Sunday, October 2, 2022

County recognizes Volunteer Appreciation Week

On April 20th, 2010, the Denton County Commissioners Court passed a resolution naming April 18th-24th as Volunteer Appreciation Week.  Denton County relies on volunteers for a multitude of services.  These services benefit taxpayers by saving the county thousands of dollars. Below is a listing of a few of the many departments that rely on volunteers.

• The Sherriff’s Office Operation Support Unit (OSU) volunteered 6,817 hours in 2009 – a minimal savings of $210,000 in personnel costs to the county.  Beyond personnel savings, OSU Deputies helped to generate over $19,000 in warrant service fees. OSU Deputies made 622 field attempts to serve Denton County warrants. The significance of attempts is in demonstrating due diligence by the Sheriff’s Office in clearing Denton County warrants. Of these attempts, 368 warrants were cleared by arrest: 253 felony and 115 misdemeanor warrants where OSU Deputies signed the warrants; 17 felony and 5 misdemeanor warrants where OSU Deputies were essential to the arrest, but other deputies signed the warrants; and 19 felony and 17 misdemeanor warrants cleared where OSU Deputies’ direct effort induced the subject to surrender or effected the arrest by another agency through skip-tracing and apprehension requests.  These Deputies have to meet the same licensing, certification, and training that any Texas Peace Officer does with the exception they are unpaid volunteers.

• CASA (Court-Appointed Special Advocates) volunteers provide an essential service to our justice system and to the community.  In cases that involve child abuse or neglect, CASA volunteers are often appointed to advocate for the best interests of the children involved.  These volunteers go to the homes and visit with the children to get to know the young people. They selflessly attend the court hearings, the staff meetings, and many other time-consuming meetings to make sure that these children have a voice.

• Volunteers are involved with planning, implementing and evaluating Denton County AgriLife Extension educational outreach efforts. Volunteers are the grass-roots of extension programming and serve an invaluable service to the extension and the community. Last year 1,197 Denton County AgriLife volunteers contributed 28,081 hours of service and combined efforts to improve the quality of life for their fellow citizens.
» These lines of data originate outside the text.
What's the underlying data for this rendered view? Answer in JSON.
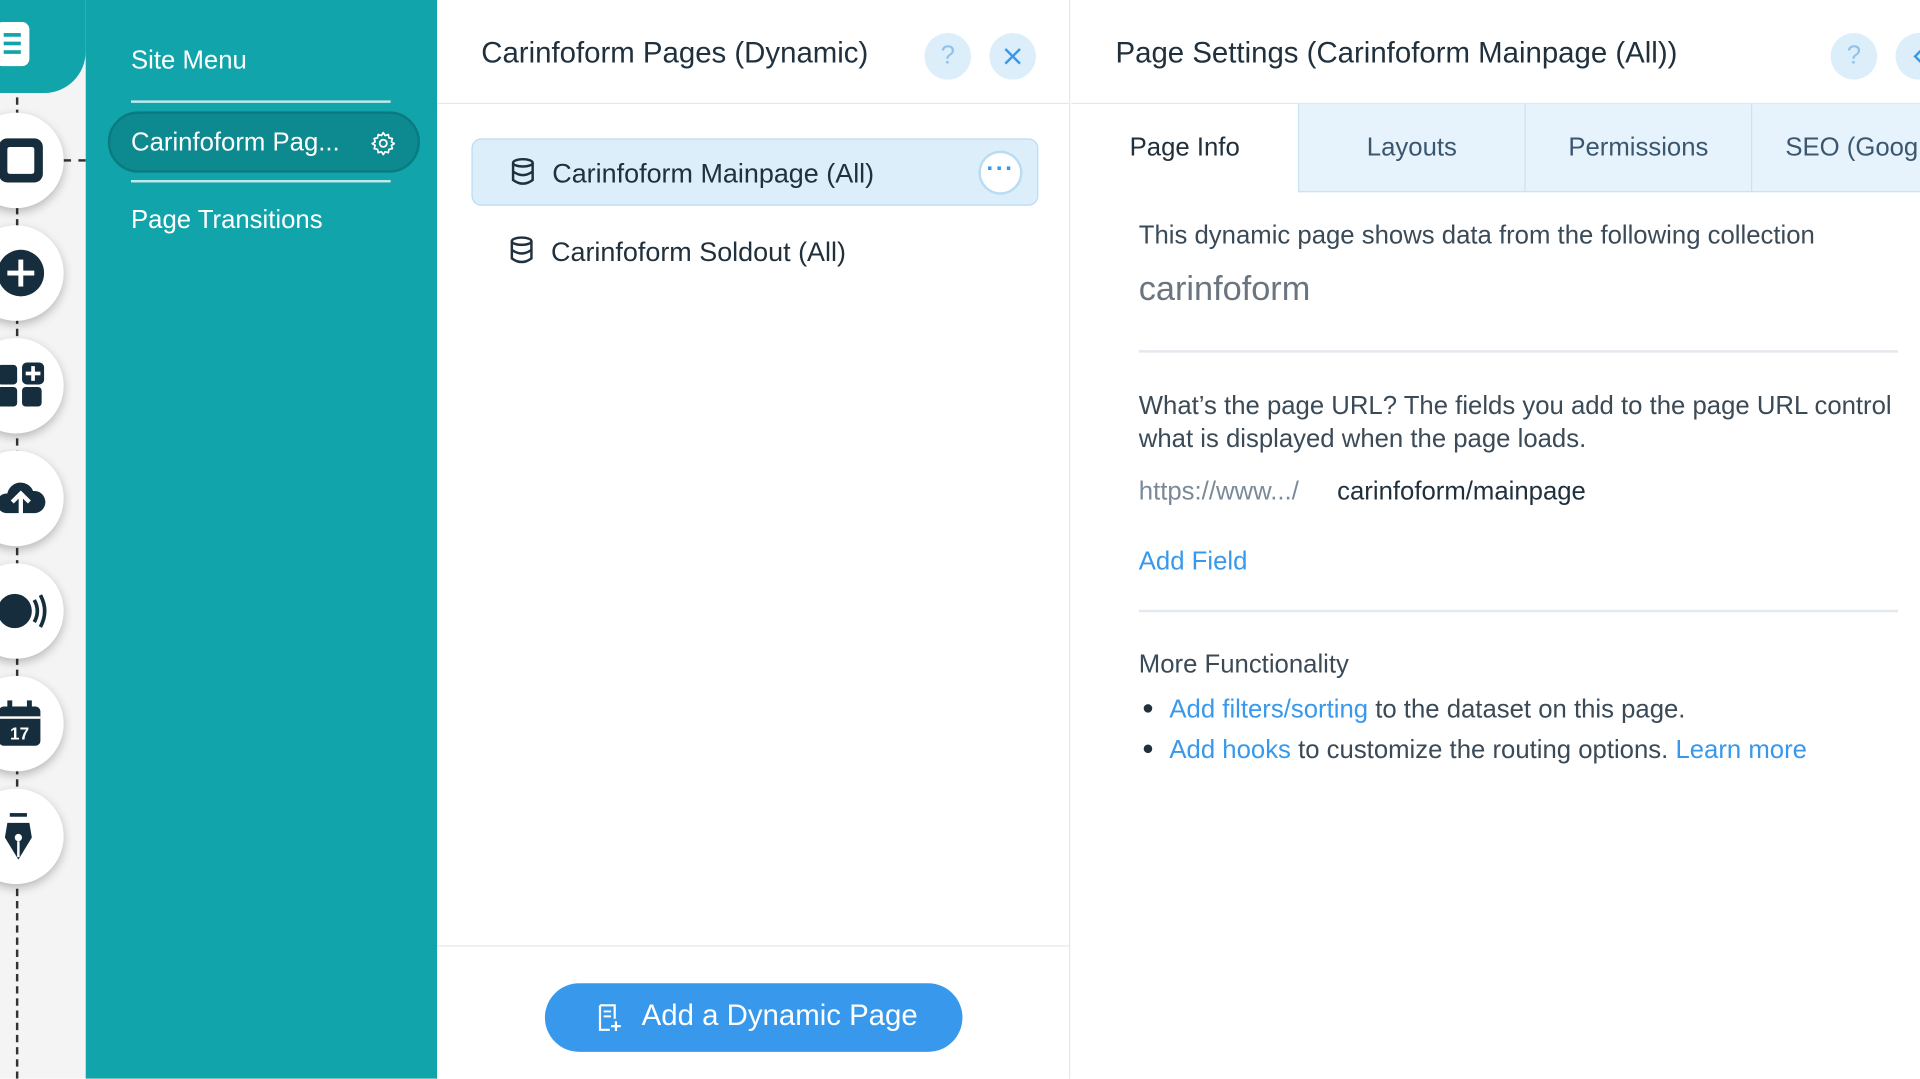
{
  "left_rail": {
    "tools": [
      "pages-icon",
      "layout-icon",
      "add-icon",
      "app-market-icon",
      "upload-icon",
      "chat-icon",
      "calendar-icon",
      "pen-icon"
    ],
    "calendar_day": "17"
  },
  "site_menu": {
    "title": "Site Menu",
    "active_item": "Carinfoform Pag...",
    "transitions": "Page Transitions"
  },
  "pages_panel": {
    "title": "Carinfoform Pages (Dynamic)",
    "help": "?",
    "items": [
      {
        "label": "Carinfoform Mainpage (All)",
        "selected": true
      },
      {
        "label": "Carinfoform Soldout (All)",
        "selected": false
      }
    ],
    "more": "···",
    "add_button": "Add a Dynamic Page"
  },
  "settings_panel": {
    "title": "Page Settings (Carinfoform Mainpage (All))",
    "help": "?",
    "tabs": [
      "Page Info",
      "Layouts",
      "Permissions",
      "SEO (Goog"
    ],
    "active_tab": 0,
    "collection_intro": "This dynamic page shows data from the following collection",
    "collection_name": "carinfoform",
    "url_question_line1": "What’s the page URL? The fields you add to the page URL control",
    "url_question_line2": "what is displayed when the page loads.",
    "url_prefix": "https://www.../",
    "url_value": "carinfoform/mainpage",
    "add_field": "Add Field",
    "more_functionality": "More Functionality",
    "bullet1_link": "Add filters/sorting",
    "bullet1_text": " to the dataset on this page.",
    "bullet2_link": "Add hooks",
    "bullet2_text": " to customize the routing options. ",
    "bullet2_learn": "Learn more"
  },
  "colors": {
    "site_menu_bg": "#11a5ab",
    "accent": "#3899ec",
    "selected_bg": "#dceefa"
  }
}
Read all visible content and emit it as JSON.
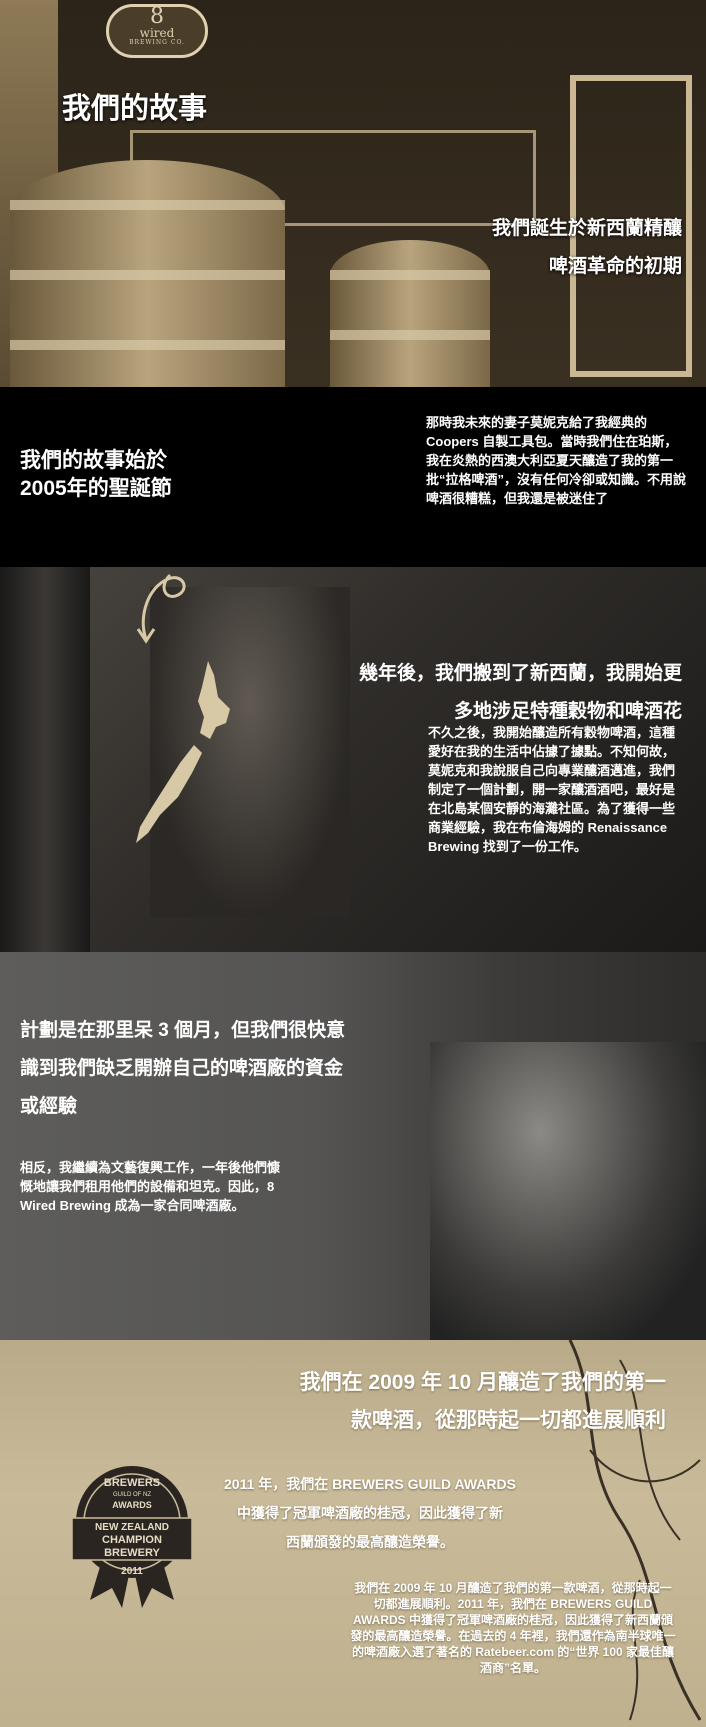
{
  "hero": {
    "logo": {
      "number": "8",
      "word": "wired",
      "caption": "BREWING CO."
    },
    "title": "我們的故事",
    "tagline_line1": "我們誕生於新西蘭精釀",
    "tagline_line2": "啤酒革命的初期"
  },
  "start": {
    "heading_line1": "我們的故事始於",
    "heading_line2": "2005年的聖誕節",
    "paragraph": "那時我未來的妻子莫妮克給了我經典的 Coopers 自製工具包。當時我們住在珀斯，我在炎熱的西澳大利亞夏天釀造了我的第一批“拉格啤酒”，沒有任何冷卻或知識。不用說啤酒很糟糕，但我還是被迷住了"
  },
  "nz": {
    "heading_line1": "幾年後，我們搬到了新西蘭，我開始更",
    "heading_line2": "多地涉足特種穀物和啤酒花",
    "paragraph": "不久之後，我開始釀造所有穀物啤酒，這種愛好在我的生活中佔據了據點。不知何故，莫妮克和我說服自己向專業釀酒邁進，我們制定了一個計劃，開一家釀酒酒吧，最好是在北島某個安靜的海灘社區。為了獲得一些商業經驗，我在布倫海姆的 Renaissance Brewing 找到了一份工作。"
  },
  "plan": {
    "heading_line1": "計劃是在那里呆 3 個月，但我們很快意",
    "heading_line2": "識到我們缺乏開辦自己的啤酒廠的資金",
    "heading_line3": "或經驗",
    "paragraph": "相反，我繼續為文藝復興工作，一年後他們慷慨地讓我們租用他們的設備和坦克。因此，8 Wired Brewing 成為一家合同啤酒廠。"
  },
  "awards": {
    "heading_line1": "我們在 2009 年 10 月釀造了我們的第一",
    "heading_line2": "款啤酒，從那時起一切都進展順利",
    "badge": {
      "top": "BREWERS",
      "sub": "GUILD OF NZ",
      "awards": "AWARDS",
      "line1": "NEW ZEALAND",
      "line2": "CHAMPION",
      "line3": "BREWERY",
      "year": "2011"
    },
    "para1_line1": "2011 年，我們在 BREWERS GUILD AWARDS",
    "para1_line2": "中獲得了冠軍啤酒廠的桂冠，因此獲得了新",
    "para1_line3": "西蘭頒發的最高釀造榮譽。",
    "paragraph2": "我們在 2009 年 10 月釀造了我們的第一款啤酒，從那時起一切都進展順利。2011 年，我們在 BREWERS GUILD AWARDS 中獲得了冠軍啤酒廠的桂冠，因此獲得了新西蘭頒發的最高釀造榮譽。在過去的 4 年裡，我們還作為南半球唯一的啤酒廠入選了著名的 Ratebeer.com 的“世界 100 家最佳釀酒商”名單。"
  }
}
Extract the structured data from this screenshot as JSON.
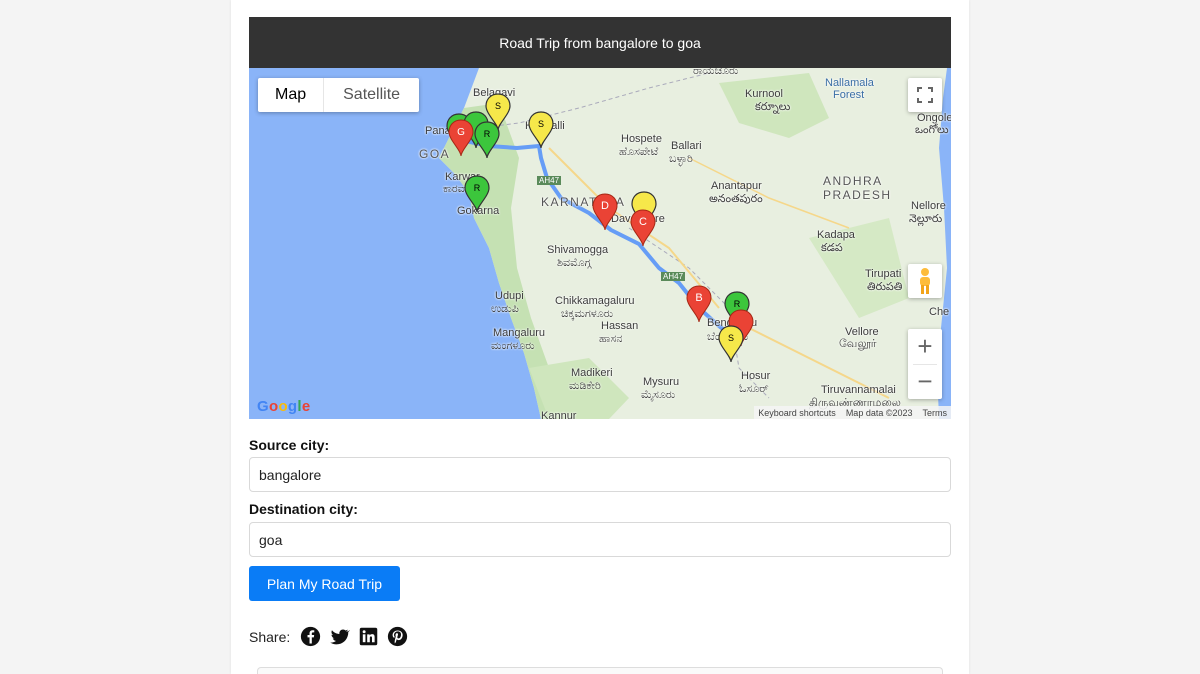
{
  "header": {
    "title": "Road Trip from bangalore to goa"
  },
  "map": {
    "type_buttons": {
      "map": "Map",
      "satellite": "Satellite"
    },
    "labels": {
      "goa": "GOA",
      "panaji": "Panaji",
      "belagavi": "Belagavi",
      "hubballi": "Hubballi",
      "hospete": "Hospete",
      "hospete_kn": "ಹೊಸಪೇಟೆ",
      "ballari": "Ballari",
      "ballari_kn": "ಬಳ್ಳಾರಿ",
      "karnataka": "KARNATAKA",
      "davangere": "Davangere",
      "karwar": "Karwar",
      "karwar_kn": "ಕಾರವಾರ",
      "gokarna": "Gokarna",
      "shivamogga": "Shivamogga",
      "shivamogga_kn": "ಶಿವಮೊಗ್ಗ",
      "udupi": "Udupi",
      "udupi_kn": "ಉಡುಪಿ",
      "chikkamagaluru": "Chikkamagaluru",
      "chikkamagaluru_kn": "ಚಿಕ್ಕಮಗಳೂರು",
      "hassan": "Hassan",
      "hassan_kn": "ಹಾಸನ",
      "mangaluru": "Mangaluru",
      "mangaluru_kn": "ಮಂಗಳೂರು",
      "madikeri": "Madikeri",
      "madikeri_kn": "ಮಡಿಕೇರಿ",
      "mysuru": "Mysuru",
      "mysuru_kn": "ಮೈಸೂರು",
      "kannur": "Kannur",
      "bengaluru": "Bengaluru",
      "bengaluru_kn": "ಬೆಂಗಳೂರು",
      "hosur": "Hosur",
      "hosur_kn": "ಓಸೂರ್",
      "kurnool": "Kurnool",
      "kurnool_te": "కర్నూలు",
      "nallamala": "Nallamala",
      "forest": "Forest",
      "raichur_kn": "ರಾಯಚೂರು",
      "anantapur": "Anantapur",
      "anantapur_te": "అనంతపురం",
      "andhra1": "ANDHRA",
      "andhra2": "PRADESH",
      "kadapa": "Kadapa",
      "kadapa_te": "కడప",
      "nellore": "Nellore",
      "nellore_te": "నెల్లూరు",
      "ongole": "Ongole",
      "ongole_te": "ఒంగోలు",
      "tirupati": "Tirupati",
      "tirupati_te": "తిరుపతి",
      "vellore": "Vellore",
      "vellore_ta": "வேலூர்",
      "tiruvannamalai": "Tiruvannamalai",
      "tiruvannamalai_ta": "திருவண்ணாமலை",
      "chennai": "Che",
      "ah47_1": "AH47",
      "ah47_2": "AH47"
    },
    "markers": {
      "goa_red": "G",
      "route_a": "R",
      "route_b": "R",
      "gokarna": "R",
      "belagavi_yellow": "S",
      "hubballi_yellow": "S",
      "davangere_red": "D",
      "davangere_c": "C",
      "davangere_yellow": "",
      "b_marker": "B",
      "bengaluru_green": "R",
      "bengaluru_yellow": "S"
    },
    "google_logo": "Google",
    "attribution": {
      "shortcuts": "Keyboard shortcuts",
      "data": "Map data ©2023",
      "terms": "Terms"
    },
    "zoom_in": "+",
    "zoom_out": "−"
  },
  "form": {
    "source_label": "Source city:",
    "source_value": "bangalore",
    "destination_label": "Destination city:",
    "destination_value": "goa",
    "submit_label": "Plan My Road Trip"
  },
  "share": {
    "label": "Share:",
    "icons": [
      "facebook-icon",
      "twitter-icon",
      "linkedin-icon",
      "pinterest-icon"
    ]
  }
}
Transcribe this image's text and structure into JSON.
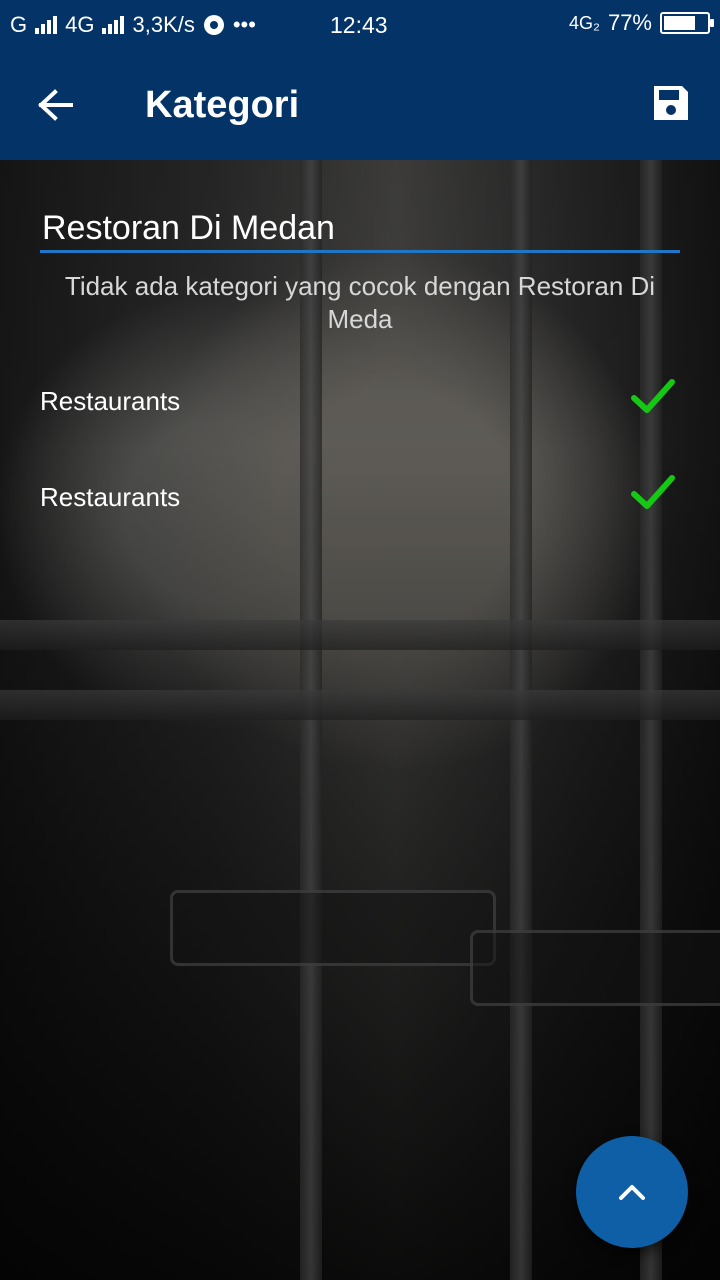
{
  "status_bar": {
    "carrier": "G",
    "network": "4G",
    "speed": "3,3K/s",
    "more": "•••",
    "time": "12:43",
    "network_right": "4G₂",
    "battery_percent": "77%",
    "battery_level": 0.77
  },
  "app_bar": {
    "title": "Kategori",
    "back_icon": "arrow-left-icon",
    "save_icon": "save-icon"
  },
  "search": {
    "value": "Restoran Di Medan"
  },
  "message": "Tidak ada kategori yang cocok dengan Restoran Di Meda",
  "results": [
    {
      "label": "Restaurants",
      "icon": "check-icon",
      "check_color": "#14c814"
    },
    {
      "label": "Restaurants",
      "icon": "check-icon",
      "check_color": "#14c814"
    }
  ],
  "fab": {
    "icon": "chevron-up-icon"
  },
  "colors": {
    "app_bar": "#043367",
    "accent": "#1e76c5",
    "fab": "#0e5fa6"
  }
}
Based on the current value of time these hours translate into $568,640 of service to the community.

• AgriLife Extension has volunteer groups who extend the mission of the department to educate the public in horticulture and environmental stewardship. There are 81 Master Naturalist volunteers who in 2009 contributed over 16,000 hours of service reaching over 14,000 people (most of those were children).   There are 146 Master Gardeners who contributed 10,275 hours of volunteer service and reached 9,000 people in 2009. The Denton County Master Gardeners educate the public on issues concerning landscapes and gardens, specifically working to reduce the amount pesticides and fertilizers entering our watershed and conserving the amount of water used in landscapes. Their projects include a teacher training in-service, a help desk, speakers’ bureau, Spring Garden Tour, Fall Infofest, the library lecture series and participation in informational booths at fairs and events.

• The Historical Park of Denton County volunteers performed a variety of duties that accounted for 2,130 hours.

• Judge Patty Larsen’s office utilized student interns from Creekview High School Law Academy. Approximately 100+ hours per semester. They work on various projects as time permits. Having them involved in the more interesting aspects of a JP’s office and at the same time giving them an idea of what is required to run an office.

• The Denton County Health Department as over 500 Medical Reserve Corps volunteers trained, credentialed, equipped and ready to respond to public health emergencies. Their services have helped us in the H1N1 response as well as hurricane response in other years.

• Denton County ARES, Amateur Radio Emergency Services, is a group of men and women who have been trained and licensed in Amateur Radio. They provide emergency communication for the county. Within this organization there is also a group that is known as storm spotters. They are the foot soldiers for the National Weather Service who provides the weather warnings for the Citizen’s of Denton County.

• Denton County VOAD – Voluntary Organizations Active in Disaster. Members include Businesses, Faith Based Organizations, private individuals, Public Education, City and County authorities, and other non-profits who come together to aid the citizens of Denton County in a disaster. The mission of this group is to foster efficient, streamlined service delivery to people affected by disaster, while eliminating duplicate effort, through cooperation in the four phases of a disaster preparation, response, recovery, and mitigation.

• Denton County Community Emergency Response Team, better known as Denton County CERT.  The CERT program educates people about disaster preparedness for hazards that may affect their area and trains them in basic disaster response skills. Once trained these citizens may join the team and receive continuation training each month. DCCERT has been used to assist in searching for missing children and adults, shelter operations, public education on Emergency Preparedness, and is currently setting up a team for Rehab for firefighters in the unincorporated part of Denton County.

It is my desire that this article helps shed some light on just a few of the many volunteer organizations that add to our quality of life, make our county government more efficient, and reduce the expense of county services. These groups and individuals should be commended for their service.